During a lengthy finance committee hearing yesterday, Northampton County council members were supposed to hear details of a $30 million bond for a new parking deck, among other things. But county exec John Stoffa, at the last minute, pulled that item. He told council members there's a more pressing problem - the prison.
Northampton County's prison, built in 1871, has "outlived its usefulness," according to consultants from Highland Associates. It's a "problem waiting to happen." Six unpleasant and expensive options were presented for bigger prisoner warehouse, one that can pack in around 1,488 inmates. The county could simply abandon the site and start out fresh somewhere else. $130 to 136 million. Cha ching! It could rip down the old prison and build a seven story monstrosity that Eastonians are sure to love. $128 to $132 million. Cha ching. And, of course, it could split operations up and still spend gobs of money.

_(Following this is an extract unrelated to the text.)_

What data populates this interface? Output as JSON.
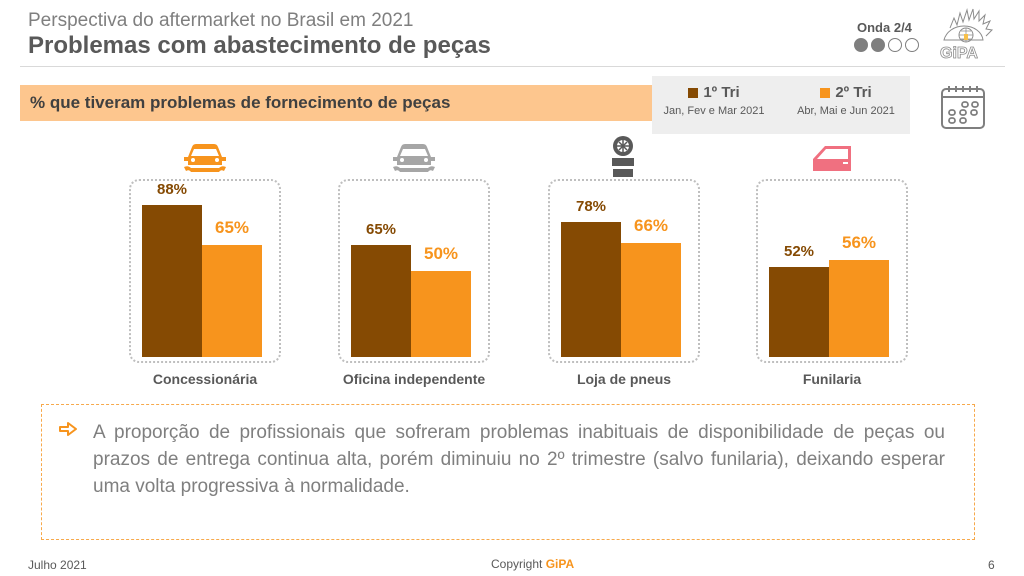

As consultants laid out the proposals, exasperated Finance Chair Ron Angle questioned where we could build a new prison or even have a split operation. "The reality here is, who the hell wants a new prison?"
To make matter worse, John Stoffa informed Angle's committee that once a new judge is legislated, the brand new courthouse will be full.
Stoffa suggested that all administration offices should be concentrated at Gracedale, which is the geographical center of the county. The Bechtel and Governor Wolf buildings would be sold and the vacated government center would be left for the courts. That would leave more room for both the judges and the people they send to jail. It might even eliminate the need for a $30 million parking lot. It might even reduce the cost of a proposed prison expansion.
Whether Stoffa is right or wrong, it's clear the county is suffering from a lack of long-range planning. In 2001, when the first prison expansion was proposed, everyone knew it would be full the moment it was built. It was a $29 million band aid.
Instead of planning how to embarrass Stoffa, council members should help him plan the county's long range needs.
It's called governing. What they've been doing is called politics.